Essa abordagem sobre as cordas de uma orquestra tem o intuito de convidar ao leitor para o entendimento da homogeneidade do timbre destes instrumentos. Os intervalos de afinação desses instrumentos e as frequências – consideradas graves para alguns deles – estão situados na faixa aguda para outros da família. Esses instrumentos oferecem excelente homogeneidade no timbre o que faz com que possa funcionar desde uma simples linha monofônica até a riqueza de polifonia. Segundo Benade (1990), a família das cordas ganha realce pelas seguintes características:

 Grande faixa de frequências que abrange sete oitavas entre os violinos e os contrabaixos;

 Homogeneidade do timbre;

 Grandes possibilidades de dinâmica que podem ir desde o pianíssimo até o fortíssimo;

 Possibilidades de funcionarem em múltiplas tonalidades os quatro em conjunto;

 Versatilidade na produção de sons;

 Riqueza na qualidade do tom, criando uma sutil cordialidade entre os quatro.

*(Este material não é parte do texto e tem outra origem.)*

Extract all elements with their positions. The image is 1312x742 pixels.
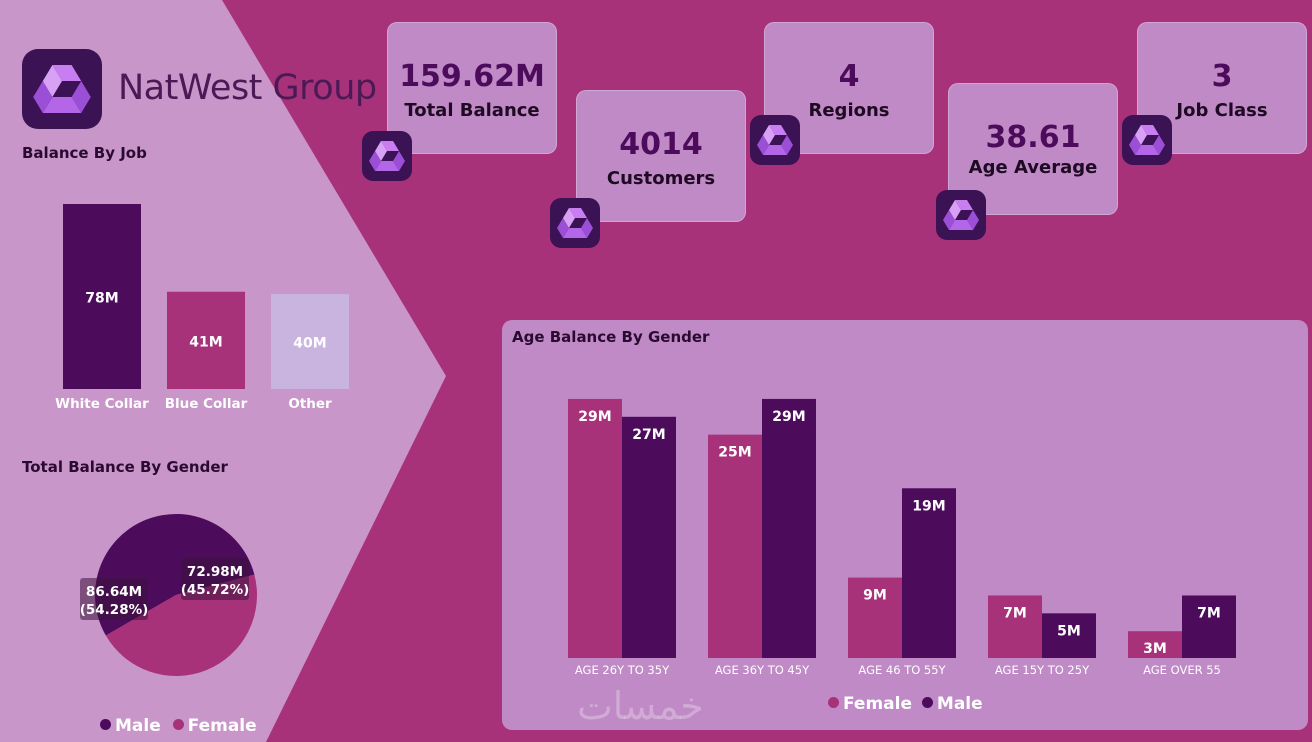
age-bar-male[interactable]	[902, 488, 956, 658]
age-bar-female[interactable]	[568, 398, 622, 658]
age-balance-legend: Female Male	[828, 694, 983, 714]
pie-value-label: 86.64M	[86, 584, 142, 600]
age-bar-value-label: 9M	[863, 588, 887, 604]
job-bar[interactable]	[63, 204, 141, 389]
pie-value-label: 72.98M	[187, 564, 243, 580]
pie-label-box	[181, 558, 249, 600]
kpi-badge-job-class	[1122, 115, 1172, 165]
age-bar-male[interactable]	[1042, 613, 1096, 658]
kpi-regions-value: 4	[838, 59, 860, 94]
legend-label-female: Female	[187, 716, 257, 736]
age-category-label: AGE 46 TO 55Y	[858, 663, 946, 677]
job-category-label: Blue Collar	[165, 396, 248, 412]
gender-pie-title: Total Balance By Gender	[22, 458, 228, 476]
gender-pie-chart: 86.64M (54.28%) 72.98M (45.72%)	[80, 514, 257, 676]
natwest-logo	[22, 49, 102, 129]
job-bar[interactable]	[271, 294, 349, 389]
brand-wordmark: NatWest Group	[118, 68, 377, 108]
age-bar-value-label: 29M	[578, 409, 611, 425]
legend-item-male[interactable]: Male	[921, 694, 983, 714]
kpi-total-balance-value: 159.62M	[399, 59, 545, 94]
natwest-cube-icon	[943, 200, 979, 230]
kpi-age-average-value: 38.61	[985, 120, 1081, 155]
age-balance-panel: Age Balance By Gender 29M 27M AGE 26Y TO 3…	[502, 320, 1308, 730]
natwest-cube-icon	[557, 208, 593, 238]
kpi-customers-card[interactable]: 4014 Customers	[576, 90, 746, 222]
natwest-cube-icon	[33, 65, 91, 113]
female-legend-dot	[172, 719, 184, 730]
kpi-badge-customers	[550, 198, 600, 248]
age-bar-value-label: 25M	[718, 445, 751, 461]
male-legend-dot	[921, 697, 933, 708]
job-category-label: White Collar	[55, 396, 149, 412]
age-category-label: AGE 36Y TO 45Y	[715, 663, 810, 677]
age-category-label: AGE 15Y TO 25Y	[995, 663, 1090, 677]
age-bar-female[interactable]	[1128, 631, 1182, 658]
age-category-label: AGE OVER 55	[1143, 663, 1221, 677]
natwest-cube-icon	[1129, 125, 1165, 155]
legend-label-female: Female	[843, 694, 912, 714]
age-balance-title: Age Balance By Gender	[512, 328, 710, 346]
age-bar-value-label: 5M	[1057, 623, 1081, 639]
age-bar-female[interactable]	[848, 577, 902, 658]
legend-label-male: Male	[115, 716, 161, 736]
kpi-job-class-value: 3	[1211, 59, 1233, 94]
age-bar-female[interactable]	[708, 434, 762, 658]
kpi-age-average-label: Age Average	[968, 157, 1098, 178]
kpi-regions-label: Regions	[808, 100, 890, 121]
age-bar-male[interactable]	[1182, 595, 1236, 658]
pie-percent-label: (54.28%)	[80, 602, 148, 618]
brand-name-bold: NatWest	[118, 68, 262, 108]
female-legend-dot	[828, 697, 839, 708]
age-bar-value-label: 29M	[772, 409, 805, 425]
kpi-total-balance-label: Total Balance	[404, 100, 540, 121]
job-bar-value-label: 78M	[85, 291, 118, 307]
age-category-label: AGE 26Y TO 35Y	[575, 663, 670, 677]
male-legend-dot	[100, 719, 111, 730]
kpi-customers-value: 4014	[619, 127, 703, 162]
age-balance-chart: 29M 27M AGE 26Y TO 35Y 25M 29M AGE 36Y TO 45Y…	[568, 398, 1236, 677]
job-bar-value-label: 41M	[189, 334, 222, 350]
job-bar-value-label: 40M	[293, 336, 326, 352]
natwest-cube-icon	[369, 141, 405, 171]
age-bar-male[interactable]	[622, 416, 676, 658]
watermark: خمسات	[577, 684, 704, 728]
kpi-badge-age-average	[936, 190, 986, 240]
age-bar-value-label: 7M	[1197, 605, 1221, 621]
kpi-badge-regions	[750, 115, 800, 165]
pie-label-box	[80, 578, 148, 620]
legend-item-female[interactable]: Female	[172, 716, 257, 736]
kpi-total-balance-card[interactable]: 159.62M Total Balance	[387, 22, 557, 154]
job-category-label: Other	[288, 396, 332, 412]
job-bar[interactable]	[167, 291, 245, 389]
legend-item-female[interactable]: Female	[828, 694, 912, 714]
legend-label-male: Male	[936, 694, 983, 714]
kpi-badge-total-balance	[362, 131, 412, 181]
legend-item-male[interactable]: Male	[100, 716, 161, 736]
age-bar-value-label: 7M	[1003, 605, 1027, 621]
balance-by-job-chart: 78M White Collar 41M Blue Collar 40M Other	[55, 204, 349, 412]
balance-by-job-title: Balance By Job	[22, 144, 147, 162]
age-bar-male[interactable]	[762, 398, 816, 658]
kpi-customers-label: Customers	[606, 168, 716, 189]
gender-pie-legend: Male Female	[100, 716, 257, 736]
brand-name-light: Group	[261, 68, 378, 108]
age-bar-value-label: 3M	[1143, 641, 1167, 657]
age-bar-female[interactable]	[988, 595, 1042, 658]
kpi-job-class-label: Job Class	[1176, 100, 1268, 121]
natwest-cube-icon	[757, 125, 793, 155]
age-bar-value-label: 27M	[632, 427, 665, 443]
pie-percent-label: (45.72%)	[181, 582, 250, 598]
age-bar-value-label: 19M	[912, 498, 945, 514]
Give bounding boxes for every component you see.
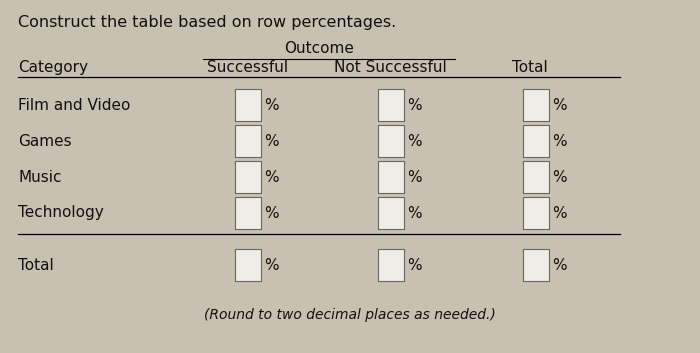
Text: Film and Video: Film and Video — [18, 97, 130, 113]
Bar — [523, 125, 549, 157]
Text: %: % — [552, 169, 566, 185]
Bar — [523, 249, 549, 281]
Text: %: % — [407, 169, 421, 185]
Text: (Round to two decimal places as needed.): (Round to two decimal places as needed.) — [204, 308, 496, 322]
Text: %: % — [407, 205, 421, 221]
Bar — [378, 197, 404, 229]
Bar — [235, 197, 261, 229]
Text: Outcome: Outcome — [284, 41, 354, 56]
Text: %: % — [552, 257, 566, 273]
Text: Total: Total — [512, 60, 548, 75]
Text: %: % — [264, 169, 279, 185]
Text: Successful: Successful — [207, 60, 288, 75]
Text: %: % — [264, 257, 279, 273]
Text: %: % — [407, 133, 421, 149]
Text: %: % — [552, 205, 566, 221]
Text: Games: Games — [18, 133, 71, 149]
Bar — [523, 89, 549, 121]
Text: %: % — [552, 97, 566, 113]
Bar — [523, 197, 549, 229]
Text: %: % — [552, 133, 566, 149]
Bar — [235, 161, 261, 193]
Bar — [378, 125, 404, 157]
Bar — [235, 249, 261, 281]
Text: Technology: Technology — [18, 205, 104, 221]
Bar — [523, 161, 549, 193]
Text: Construct the table based on row percentages.: Construct the table based on row percent… — [18, 15, 396, 30]
Text: Not Successful: Not Successful — [334, 60, 447, 75]
Text: Music: Music — [18, 169, 62, 185]
Text: Category: Category — [18, 60, 88, 75]
Bar — [378, 161, 404, 193]
Bar — [378, 249, 404, 281]
Text: %: % — [264, 205, 279, 221]
Text: Total: Total — [18, 257, 54, 273]
Bar — [378, 89, 404, 121]
Text: %: % — [264, 97, 279, 113]
Text: %: % — [264, 133, 279, 149]
Text: %: % — [407, 257, 421, 273]
Bar — [235, 125, 261, 157]
Bar — [235, 89, 261, 121]
Text: %: % — [407, 97, 421, 113]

No terceiro experimento da pesquisa, utilizo esses quatro instrumentos em uma das composições para mensurar o impacto emocional causado pelo trecho musical. Essa homogeneidade das cordas constitui uma exceção na hora de analisar o timbre instrumental.

Como sabido, sons compostos por muitos harmônicos resultam em sons ricos musicalmente falando. No caso do violino, esses harmônicos são afetados pela resposta acústica de elementos como o cavalete e o próprio corpo de instrumento. O cavalete possui dois modos normais de vibração ou ressonâncias: 3000 Hz e 4500 Hz; tais frequências reforçam os componentes do som com as frequências existentes nessas regiões (DONOSO et. al., 2008). Essas ressonâncias oferecem reforço nos harmônicos que coincidem com as dos modos normais. Dessa forma, a diferença de intensidades observada no espectro acústico é devido à influência das várias ressonâncias existentes. Sendo assim, o som (timbre) resultante do violino se constitui em uma confluência dos aspectos desses elementos: a influência dos tampos, a fricção que se cria entre a crina do arco com as cordas e as ressonâncias das vibrações devido à excitação das cordas.